Under the proposal, anyone arriving in the UK without the correct documentation, as well as those who have arrived illegally since Jan. 1, 2022, may be relocated to the East African nation, where they will be offered permanent residency or sent back to their country of origin. The UK says Rwanda will be paid a set amount per relocated person.
UK prime minister Boris Johnson said the plan will mean “economic migrants taking advantage of the asylum system will not get to stay in the UK, while those in genuine need will be properly protected.” The asylum system in the UK reportedly costs the government nearly $2 billion a year.
The UK government’s proposed Nationality and Borders Bill, which is currently making its way through parliament, will also make it easier to move someone with a pending asylum claim to a third country.

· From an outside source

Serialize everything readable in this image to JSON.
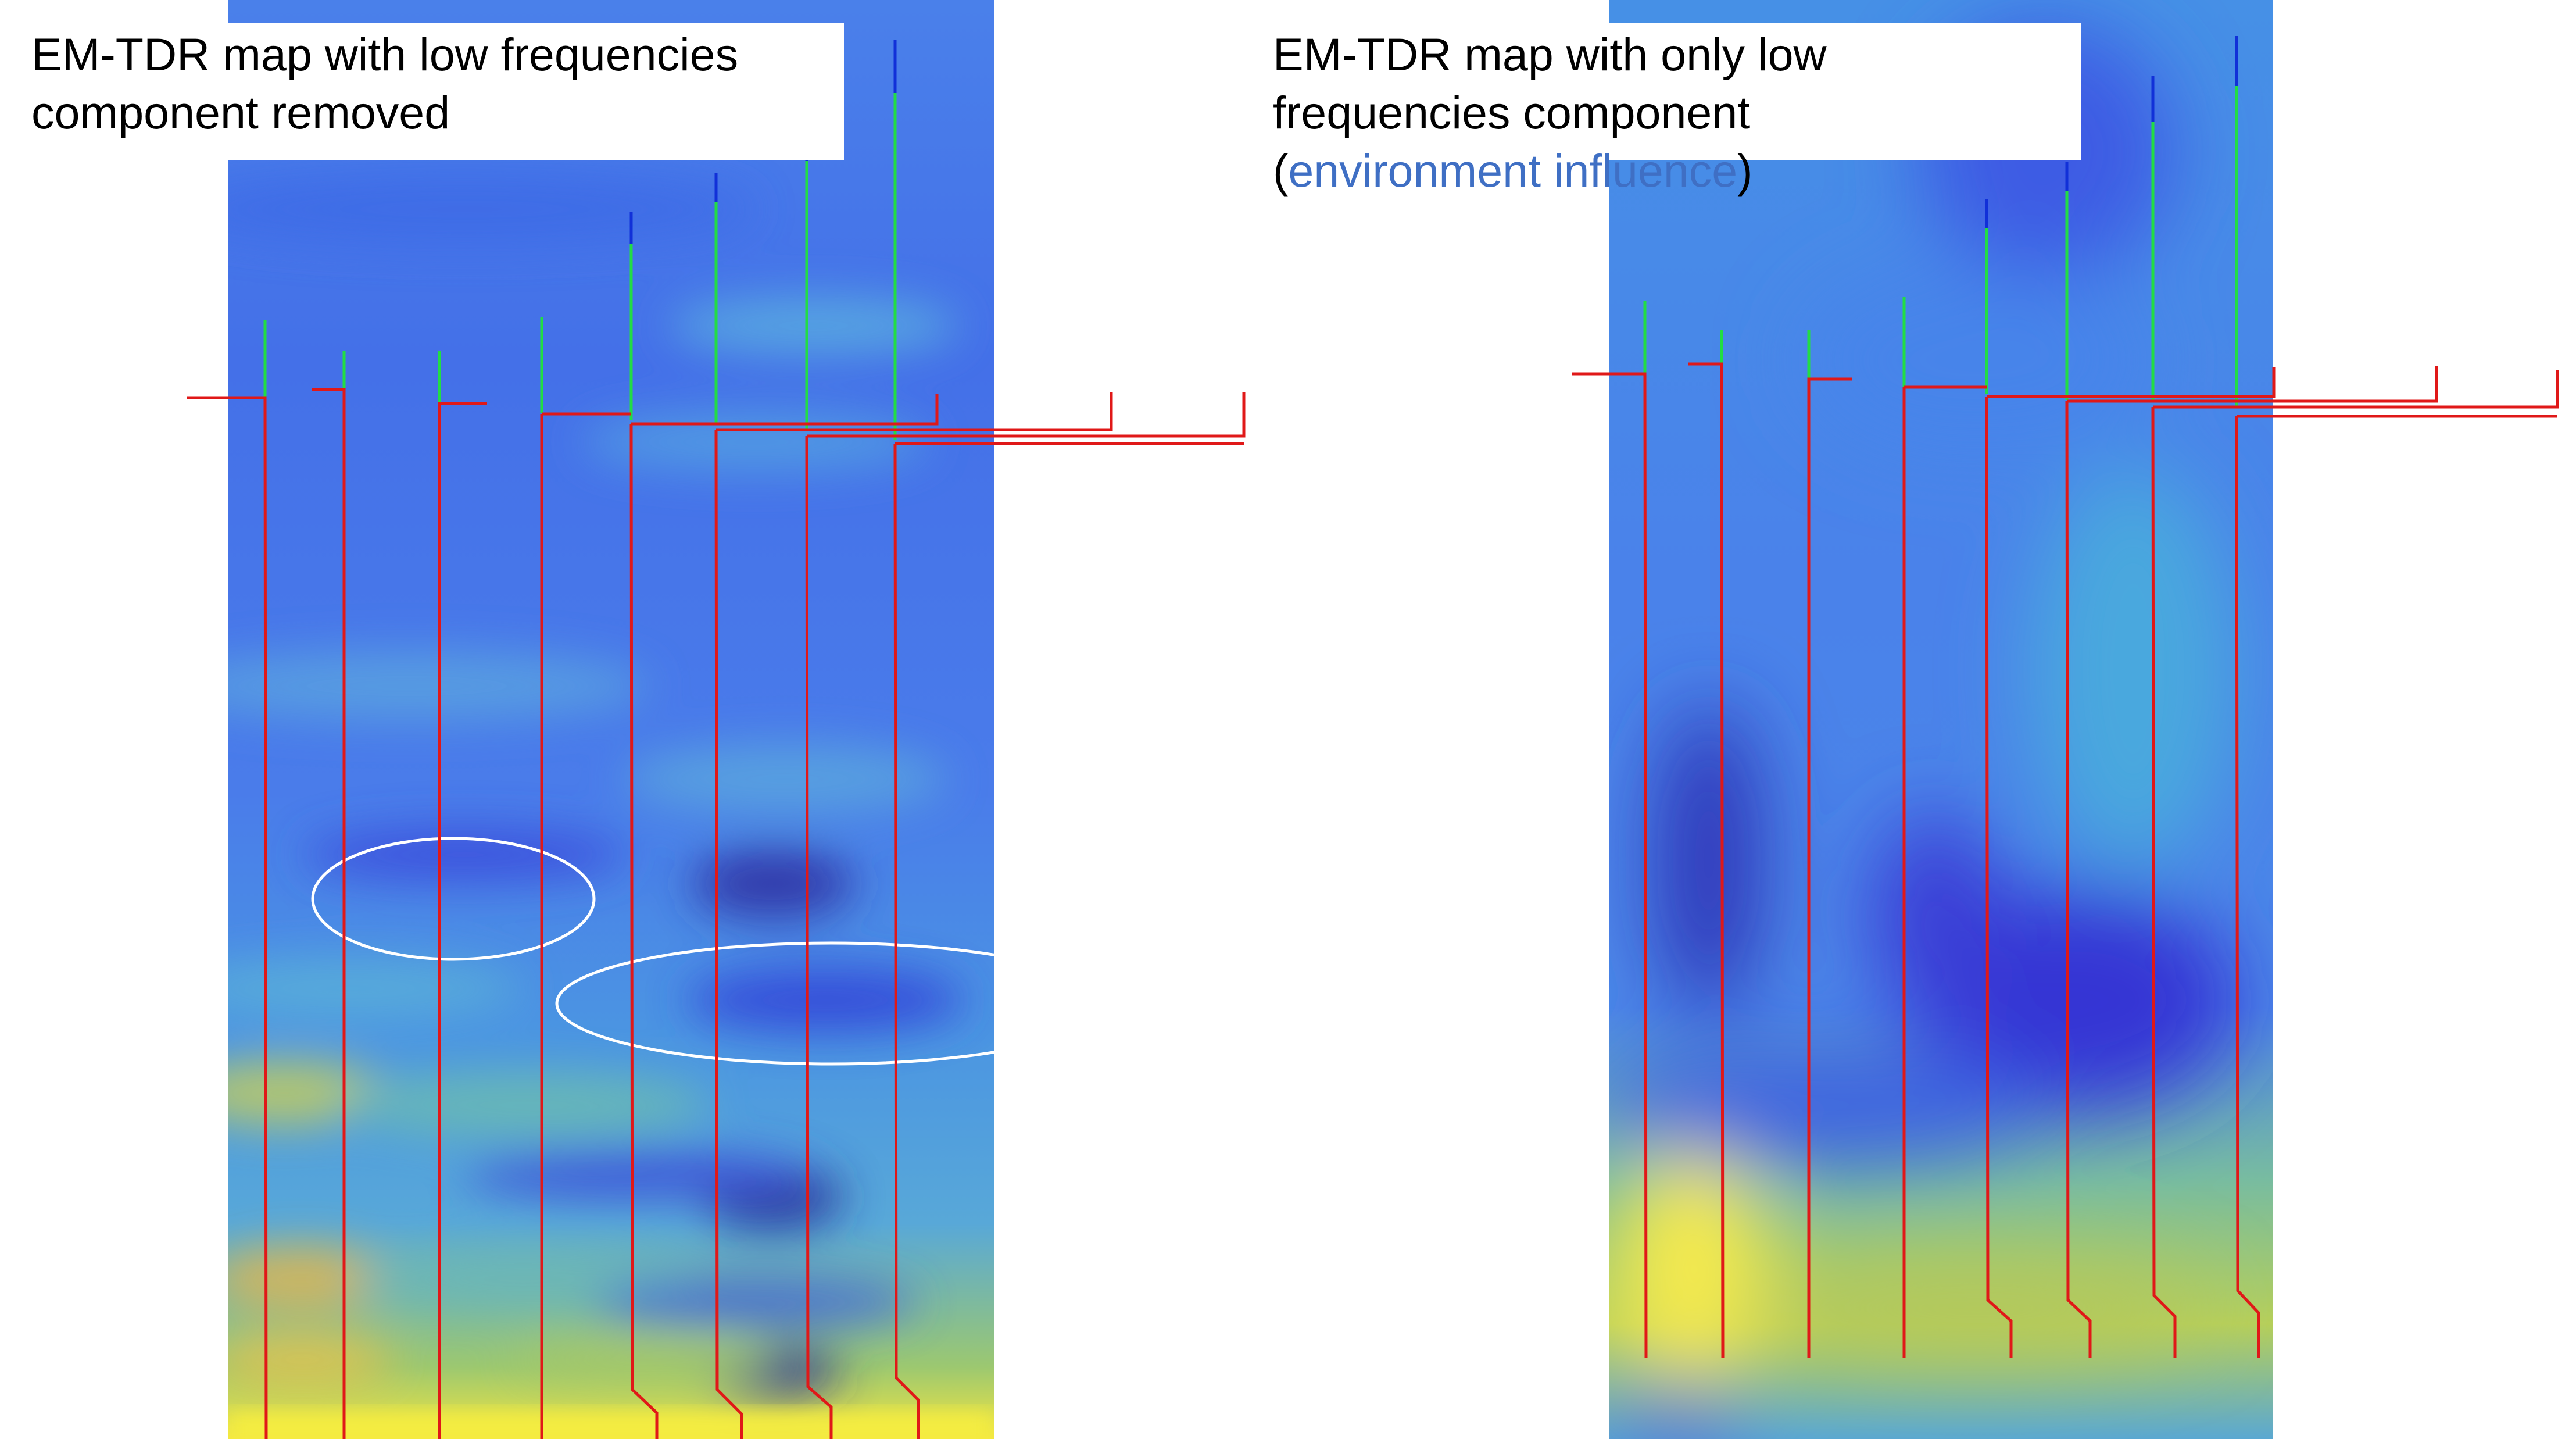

The number of migrants heading for the UK is growing. In 2021, nearly 29,000 people are estimated to have crossed the English Channel, the stretch of sea separating the UK and France, in small boats. More than 4,500 have made the journey so far this year.
The Rwandan government said “migrants will be entitled to full protection under Rwandan law, equal access to employment, and enrollment in healthcare and social care services.”
It could take up to three months for asylum applications to be processed once migrants arrive in Rwanda. During this time, they will reside in temporary accommodation close to the capital, Kigali.
Johnson is battling against calls for his resignation after receiving a fine from police for breaking the UK’s strict lockdown rules.
“Desperate and truly shameful announcement from Govt tonight as an attempt to distract from Boris Johnson’s lawbreaking,” tweeted the opposition’s Yvette Cooper. “Unworkable, unethical and extortionate.”
The policy was also quickly met with criticism from human rights and refugee organizations.
“Sending people seeking asylum to be processed abroad will do absolutely nothing to address the reasons why people take perilous journeys to find safety in the UK,” said Enver Solomon, CEO of the Refugee Council.
“It will do little to deter them from coming to this country, but only lead to more human suffering and chaos—at a huge expense of an estimated £1.4 billion a year.”
“While all the details have not been provided, quite a substantial amount of money is involved,” Abdullahi Halakhe, an expert on African security, told Quartz. “That’s a direct benefit. Implicitly, the UK government will not raise any issue about Rwanda in the future—including the Rwanda government’s human rights record.”
Meanwhile, Rwanda already hosts an estimated 130,000 refugees, primarily coming from the Democratic Republic of Congo (DRC) and Burundi.